To make my maps look pretty, I threw the VO Odometry message into a different frame ("VO_Frame"), and then manually guess and checked on a static transform between the map and "VO_Frame" until they were more or less aligned. Of course, this isn't a very rigorous way of going about this.

I am wondering if anyone might have any ideas, either with other SWRI Utilities or elsewhere, where I can find a reliable way of aligning my frames so that they can be compared.

malban commented 2 years ago

I think there are maybe a few different issues here.

1. The "wgs84" frame is not a real TF frame, but a pseudo frame used by mapviz. It represents data that is in lat/lon, which can't be transformed with a normal TF transform (translation, rotation) to other frames in TF which are in meters.

mapviz and the swri_transform_util understand this frame, and given a local origin and associated TF frame, will convert lat/lon data to the TF frame with a planar projection centered on the local origin.

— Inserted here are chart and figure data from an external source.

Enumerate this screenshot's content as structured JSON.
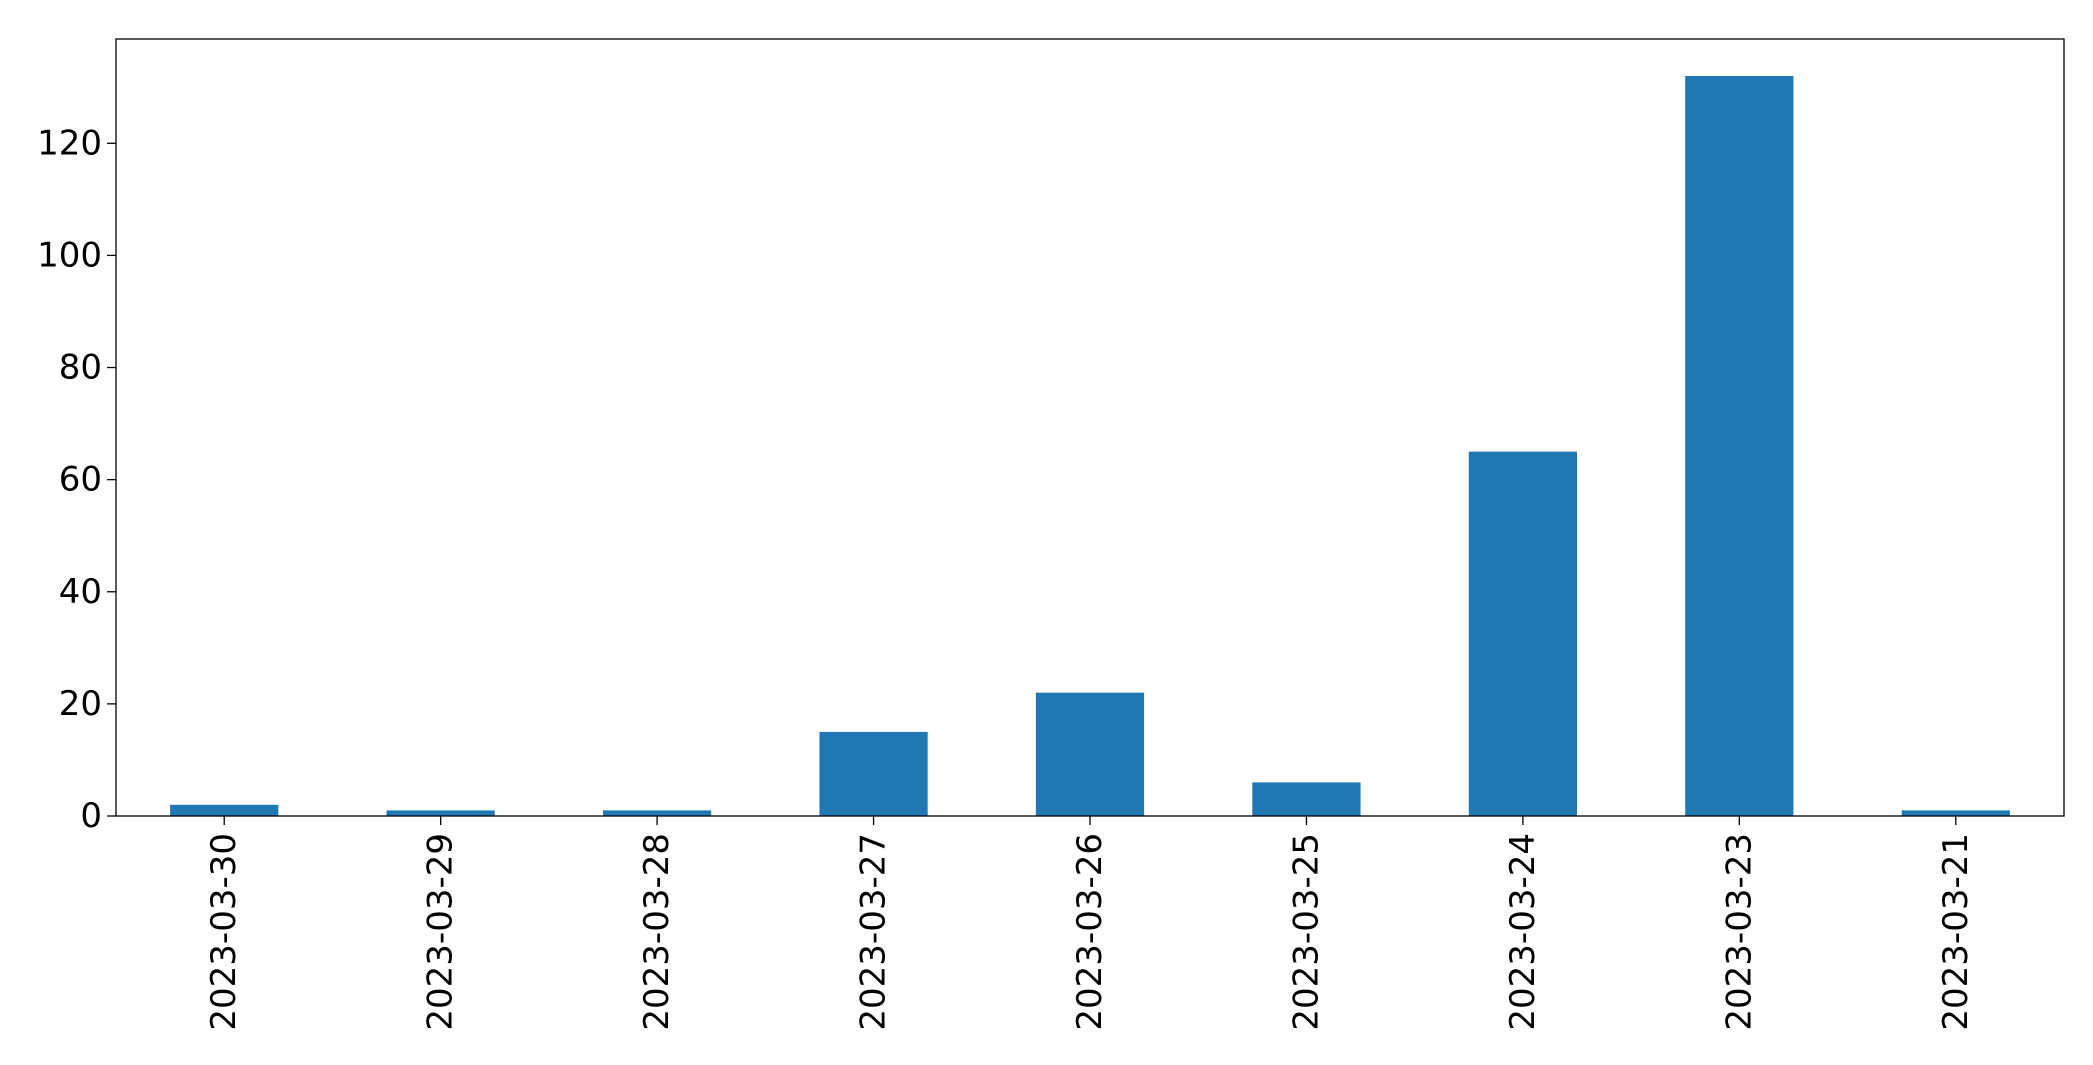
{
  "chart_data": {
    "type": "bar",
    "title": "",
    "xlabel": "",
    "ylabel": "",
    "categories": [
      "2023-03-30",
      "2023-03-29",
      "2023-03-28",
      "2023-03-27",
      "2023-03-26",
      "2023-03-25",
      "2023-03-24",
      "2023-03-23",
      "2023-03-21"
    ],
    "values": [
      2,
      1,
      1,
      15,
      22,
      6,
      65,
      132,
      1
    ],
    "ylim": [
      0,
      138.6
    ],
    "yticks": [
      0,
      20,
      40,
      60,
      80,
      100,
      120
    ],
    "ytick_labels": [
      "0",
      "20",
      "40",
      "60",
      "80",
      "100",
      "120"
    ],
    "bar_color": "#1f77b4",
    "grid": false,
    "legend": false
  }
}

That is defined in the launch file: https://github.com/swri-robotics/mapviz/blob/master/mapviz/launch/mapviz.launch#L5.  
- Note: It's important that the origin is not too far away from the data being projected.
- You can make the associated frame, which represents a local planar projection of lat/lon, anything you want, perhaps "global_map", since you are already using "map" for VO

2. The "global_map" frame then needs to be connected to the rest of the TF tree. As you said, this could be done with a static transform if you always started up the bot from the same location and pointing in the same direction, but this has the additional limitation that it won't take into account heading or position drift in the VO.

3. To fix this you'll generally want to have two state estimates, a global one in "global_map" from GPS, and the local or relative one in "map", from VO. Then a dynamic transform is published connecting the two such that the transform will convert the vehicle pose from VO state estimate in "map" frame to the global state estimate in "global_map" frame.

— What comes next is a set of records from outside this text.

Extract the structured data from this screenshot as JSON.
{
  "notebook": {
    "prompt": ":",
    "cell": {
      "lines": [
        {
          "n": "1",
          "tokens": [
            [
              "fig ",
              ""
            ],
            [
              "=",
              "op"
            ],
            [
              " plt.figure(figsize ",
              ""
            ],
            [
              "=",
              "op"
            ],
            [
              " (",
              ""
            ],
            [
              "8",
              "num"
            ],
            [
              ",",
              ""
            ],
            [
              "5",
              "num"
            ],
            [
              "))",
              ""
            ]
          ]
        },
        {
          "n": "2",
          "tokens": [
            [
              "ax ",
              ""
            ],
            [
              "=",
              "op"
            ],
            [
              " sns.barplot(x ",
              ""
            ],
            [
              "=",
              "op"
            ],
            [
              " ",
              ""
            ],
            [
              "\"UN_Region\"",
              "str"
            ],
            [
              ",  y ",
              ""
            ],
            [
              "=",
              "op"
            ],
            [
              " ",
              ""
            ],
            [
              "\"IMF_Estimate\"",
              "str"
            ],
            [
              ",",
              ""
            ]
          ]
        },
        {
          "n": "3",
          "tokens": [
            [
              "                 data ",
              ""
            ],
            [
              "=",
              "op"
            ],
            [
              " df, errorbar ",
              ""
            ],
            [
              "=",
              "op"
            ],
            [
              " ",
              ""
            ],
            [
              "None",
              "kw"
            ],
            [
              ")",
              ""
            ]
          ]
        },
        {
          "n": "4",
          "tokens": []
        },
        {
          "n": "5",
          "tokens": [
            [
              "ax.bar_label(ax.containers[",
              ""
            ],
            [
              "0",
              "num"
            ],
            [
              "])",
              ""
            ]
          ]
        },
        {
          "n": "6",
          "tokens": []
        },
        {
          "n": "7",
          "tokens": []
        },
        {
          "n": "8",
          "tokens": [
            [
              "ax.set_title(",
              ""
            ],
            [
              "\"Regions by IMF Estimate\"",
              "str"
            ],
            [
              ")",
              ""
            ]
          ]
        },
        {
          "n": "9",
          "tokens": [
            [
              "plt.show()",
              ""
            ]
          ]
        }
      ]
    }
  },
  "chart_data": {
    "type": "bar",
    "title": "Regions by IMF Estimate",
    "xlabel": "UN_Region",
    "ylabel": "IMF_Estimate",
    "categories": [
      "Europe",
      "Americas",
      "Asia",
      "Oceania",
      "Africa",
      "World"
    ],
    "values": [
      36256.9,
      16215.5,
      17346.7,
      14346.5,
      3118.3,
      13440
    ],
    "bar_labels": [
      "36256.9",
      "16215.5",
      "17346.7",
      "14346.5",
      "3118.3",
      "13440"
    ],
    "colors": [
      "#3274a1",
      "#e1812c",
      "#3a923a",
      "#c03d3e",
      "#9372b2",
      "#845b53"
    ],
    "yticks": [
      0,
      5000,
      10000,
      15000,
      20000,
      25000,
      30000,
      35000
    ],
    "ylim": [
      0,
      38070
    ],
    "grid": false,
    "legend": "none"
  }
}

          needed transform
                |
                V
    global_map <--- map <--- base_link
Given the vehicle pose from the global state estimate and the vehicle pose from VO estimate, it should be straightforward to calculate and publish the transform between the two at a fixed rate.
  1. You are correct that you will need the heading of the global estimate to get everything aligned. A simple way to do this is to infer the heading from the motion of the bot in the global frame. This is only valid if the bot is in motion, so you would want to only publish the inferred heading when the velocity is above some threshold. This inferred heading would go into the global state estimate.

  2. The global state estimate could be as basic as directly converting the GPS lat/lon with the planar projection to "global_map" and using the inferred heading, or, preferably, it could be a Kalman filter that incorporates the projected GPS data, the inferred heading, wheel speed, IMU, etc to provide a smoother and higher frequency state estimate.

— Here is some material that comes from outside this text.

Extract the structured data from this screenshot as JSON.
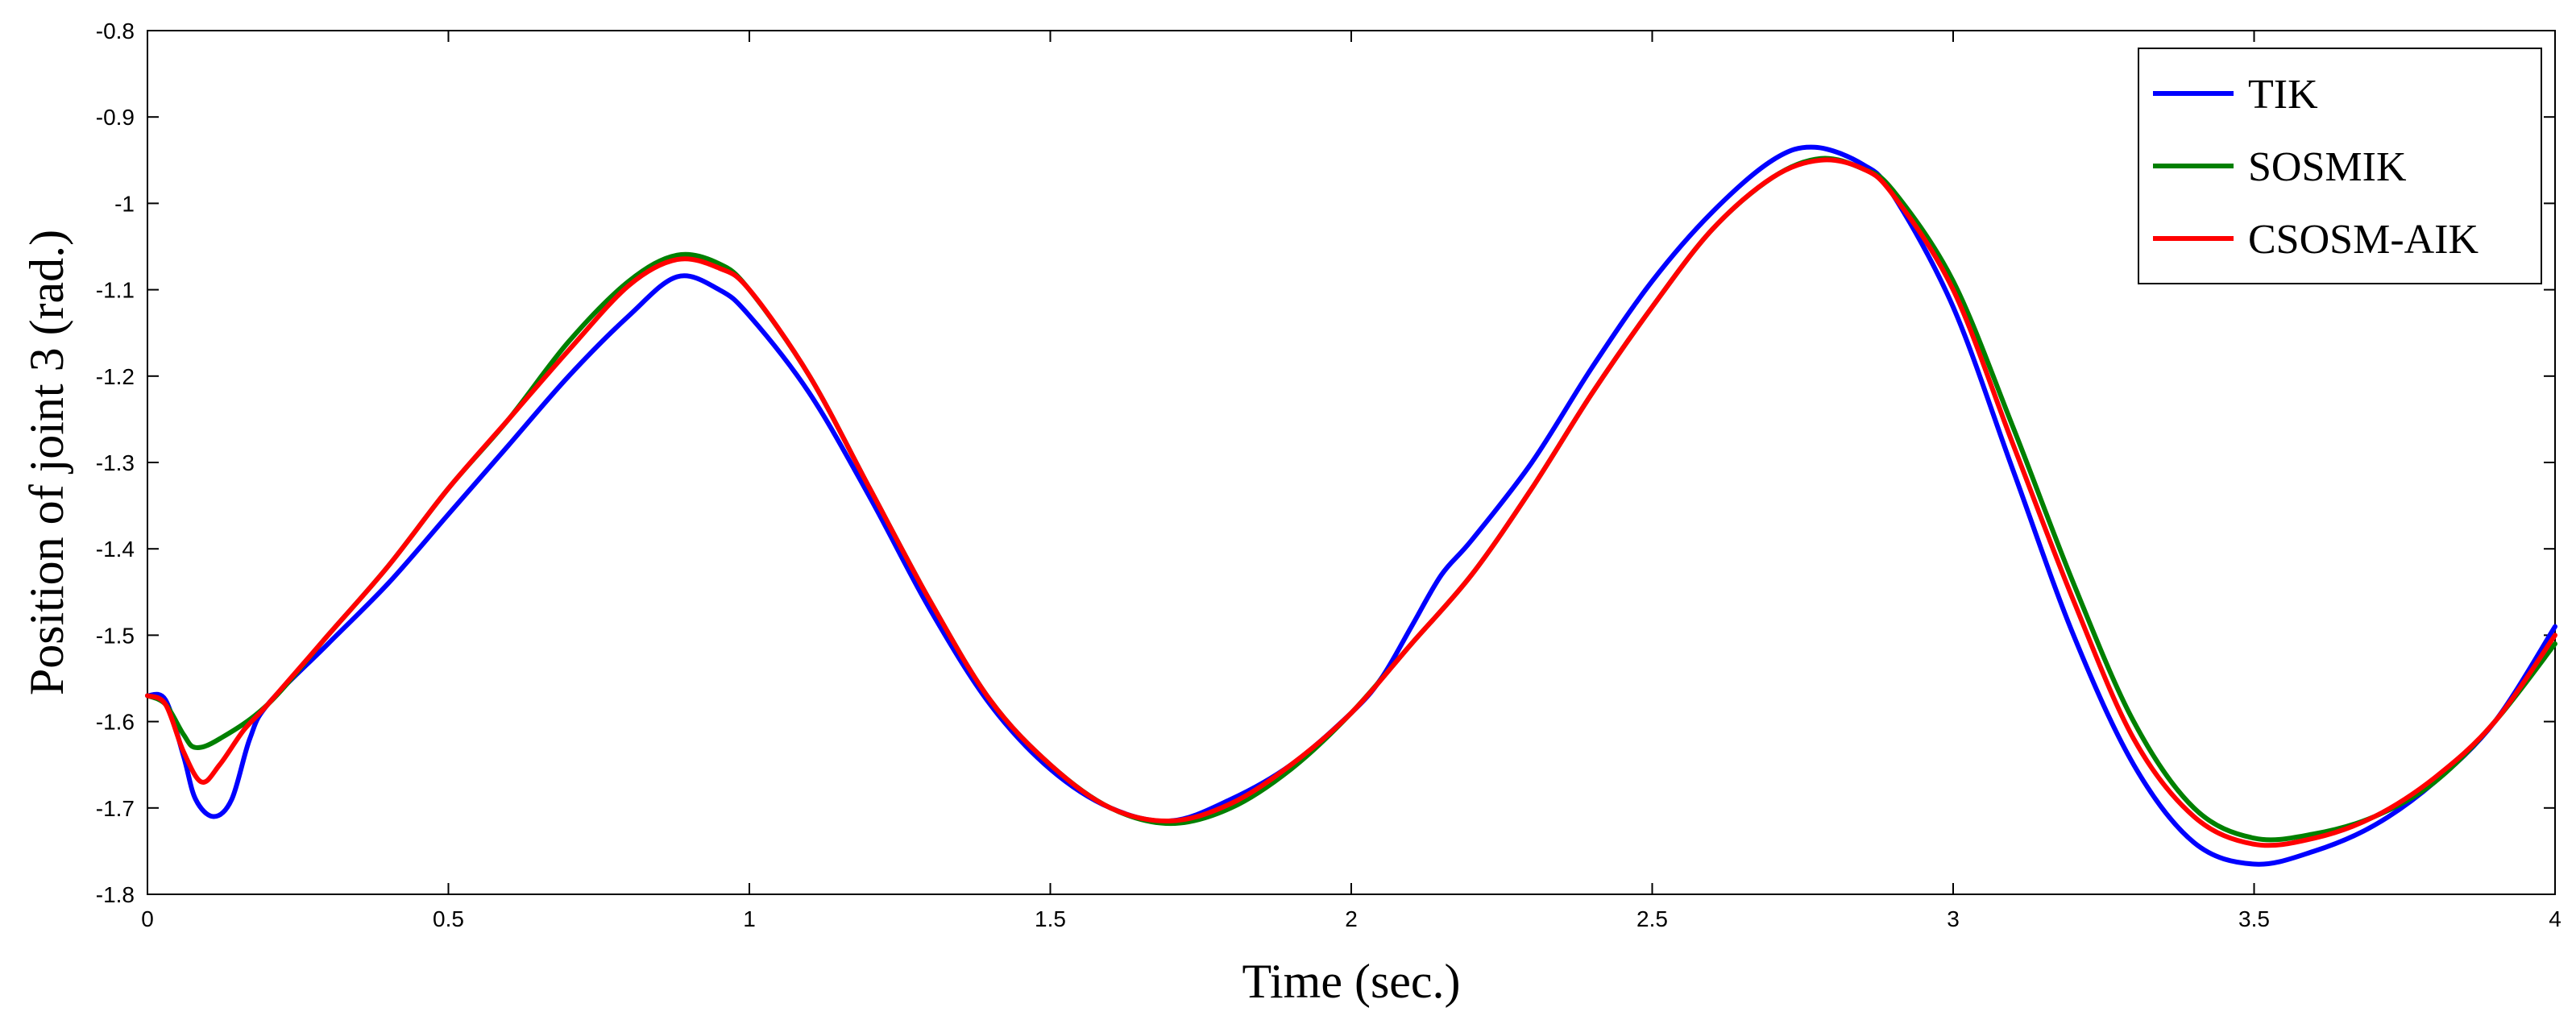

jmericks commented 2 years ago

@malban Thank you for the detailed explanation. I had not understood exactly what was going on in the wgs84 frame so that was complicating things. As far as global heading is concerned, I have come to a similar conclusion. I started by using the Kabsch algorithm (for aligning sets of vectors) in order to get the optimal rotation between the global (global_map) and local (map) reference frames. This is of course just an estimate, but has a good basis to it at least! I have also started recording test sets where I use a GPS compass in order to get the starting heading referenced to true north. This has helped tremendously as well.

I have used the navsat_transform node in the past and it works wonderfully for what you are describing with the Kalman filter - I was just attempting here to keep GPS and VO fully separate so that there are no confounding variables in the comparison between the two (the more that I align the VO with GPS using actual GPS points, the better VO will appear to work). This was one of the consequences I saw with the Kabsch algorithm: it wasn't concerned with aligning initial heading, but with LMSE of the entire set of vectors. Reducing the vector set to the first few points in GPS/VO made this much better as well.